When Eranda Kumnova-Baci, a school inspector in Kosovo, picked up the phone on October 8, she thought she was dealing with a common problem. Not that she found that dozens of teenage girls in her town were self-harming, supposedly to participate in a TikTok challenge.
"A mother called me to tell me that her daughter, a fifth-grade student, had self-harmed with her friends while participating in a TikTok challenge," the inspector from Gjakova, a town of 80,000 inhabitants in southwestern Kosovo, told AFP.
She immediately asked all teachers, educational leaders and school psychologists to investigate. They had recorded 22 cases of self-mutilation in a few weeks among teenage girls in the city. The first ones date back to January.
"We initially thought that they had injured their hands - deliberately - with sharp objects. But after medical examinations, we realised that some of the girls had dozens of cuts all over their bodies," explains Ms Kumnova-Baci.

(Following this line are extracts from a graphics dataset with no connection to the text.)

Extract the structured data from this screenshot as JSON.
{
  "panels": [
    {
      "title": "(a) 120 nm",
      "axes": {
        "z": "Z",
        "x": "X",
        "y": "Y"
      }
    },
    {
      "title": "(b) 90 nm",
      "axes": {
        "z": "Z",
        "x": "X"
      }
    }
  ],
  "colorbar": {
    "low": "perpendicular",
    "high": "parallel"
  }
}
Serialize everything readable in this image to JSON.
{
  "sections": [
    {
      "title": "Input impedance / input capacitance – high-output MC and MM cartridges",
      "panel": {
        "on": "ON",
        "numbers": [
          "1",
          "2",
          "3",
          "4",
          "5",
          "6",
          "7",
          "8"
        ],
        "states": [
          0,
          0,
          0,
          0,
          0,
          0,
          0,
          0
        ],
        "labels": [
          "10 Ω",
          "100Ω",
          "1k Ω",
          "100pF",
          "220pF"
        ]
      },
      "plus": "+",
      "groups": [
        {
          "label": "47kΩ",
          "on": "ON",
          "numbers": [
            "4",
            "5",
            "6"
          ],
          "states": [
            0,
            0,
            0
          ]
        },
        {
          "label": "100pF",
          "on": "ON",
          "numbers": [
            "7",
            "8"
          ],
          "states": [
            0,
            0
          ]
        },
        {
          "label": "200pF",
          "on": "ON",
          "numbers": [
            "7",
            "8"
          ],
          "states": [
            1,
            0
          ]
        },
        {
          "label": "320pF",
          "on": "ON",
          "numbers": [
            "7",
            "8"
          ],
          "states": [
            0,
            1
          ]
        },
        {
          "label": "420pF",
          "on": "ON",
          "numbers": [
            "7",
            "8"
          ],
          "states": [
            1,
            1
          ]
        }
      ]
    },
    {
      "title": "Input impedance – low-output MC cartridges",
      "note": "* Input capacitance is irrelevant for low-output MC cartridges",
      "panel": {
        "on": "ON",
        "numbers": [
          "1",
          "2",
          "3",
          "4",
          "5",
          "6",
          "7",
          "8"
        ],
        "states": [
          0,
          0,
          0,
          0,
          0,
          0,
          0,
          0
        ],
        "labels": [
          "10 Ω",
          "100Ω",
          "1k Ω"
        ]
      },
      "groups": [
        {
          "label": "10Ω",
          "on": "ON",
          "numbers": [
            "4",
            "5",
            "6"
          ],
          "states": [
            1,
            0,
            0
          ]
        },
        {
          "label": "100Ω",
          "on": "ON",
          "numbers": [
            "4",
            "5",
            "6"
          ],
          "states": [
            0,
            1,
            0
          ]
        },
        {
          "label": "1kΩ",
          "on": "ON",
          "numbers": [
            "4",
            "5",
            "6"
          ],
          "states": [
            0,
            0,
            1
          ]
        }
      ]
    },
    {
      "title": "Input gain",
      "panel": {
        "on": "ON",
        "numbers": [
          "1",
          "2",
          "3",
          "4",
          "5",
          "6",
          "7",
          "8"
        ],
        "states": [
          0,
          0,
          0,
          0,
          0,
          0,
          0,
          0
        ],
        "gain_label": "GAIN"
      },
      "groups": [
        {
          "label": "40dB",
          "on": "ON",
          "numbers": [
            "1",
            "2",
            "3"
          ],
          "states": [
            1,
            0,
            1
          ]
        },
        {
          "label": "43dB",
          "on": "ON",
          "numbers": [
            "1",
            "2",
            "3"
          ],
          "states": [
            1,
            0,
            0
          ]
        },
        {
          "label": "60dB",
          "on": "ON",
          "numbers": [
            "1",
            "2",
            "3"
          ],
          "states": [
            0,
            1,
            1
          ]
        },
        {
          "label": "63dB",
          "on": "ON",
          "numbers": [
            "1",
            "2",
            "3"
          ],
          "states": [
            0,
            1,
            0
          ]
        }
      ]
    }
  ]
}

Gjakova, until now best known as the birthplace of several Albanian activists, has been turned upside down.
"It was not only a shock for the educational community," says Kumnova-Baci. "It was an earthquake for everyone."
– Mental health –
TikTok, one of the world's most popular social networks with 1.5 billion users, has based part of its success on "challenges", campaigns inviting users to create videos reproducing something.
According to the mother of one of the victims, children as young as 9 took part in the challenge after coming across videos on TikTok.
"It's like a game for girls aged 9 to 17, who reproduce what they see on TikTok," explains this mother who prefers to give only her initials, EZ. "It's become my worst nightmare," adds this woman whose daughter took photos of each of her injuries.
Like the other parents, she refuses to give her name. As for the local authorities, they have forbidden the disclosure of the identities of the victims, all minors.
Officially, TikTok prohibits videos that advocate self-harm or suicide, and the platform is off-limits to children under 13.
“We do not allow the dissemination, promotion or sharing of plans for suicide or self-harm,” TikTok says on its website.
But for years, experts, researchers, doctors and parents have been warning about the effect of social networks on the mental health of their users – especially the youngest. Addiction, harassment, lack of self-esteem… the risks are known.
In 2023, US Surgeon General Vivek Murthy called on the US government to take steps to protect young social media users.
- To forbid -
"We are facing a national mental health crisis affecting young people, and social media is a major factor, one that we must address urgently," Dr Murthy wrote in an official advisory at the time.
In Gjakova, according to people AFP spoke to, many of the victims saw self-harm as a way to overcome their sadness. Others wanted to test their resistance to pain.
"It's incredibly hard for us to admit that our children deliberately harmed themselves," said Besfort Krasniqi, a 45-year-old business owner and father of three.
"It's not just a problem, it's more than that. It's extremely disturbing," adds Qendresa Hoti, a 32-year-old hairdresser. "My children are still small, and I'm not directly affected, but our fears grow with our children."
To combat this trend, the educational community has launched new initiatives to alert students to the risks posed by social networks.
For Mirevete Aziri, a psychologist, these acts of self-harm are probably linked to "uncontrolled access to social networks, even when the children are at school or with their families."
The Kosovar justice system has taken up the case and opened an investigation, the spokesman for the prosecutor's office, Drin Domi, confirmed to AFP. The police were authorized to "take all measures" to shed light on the case, he said.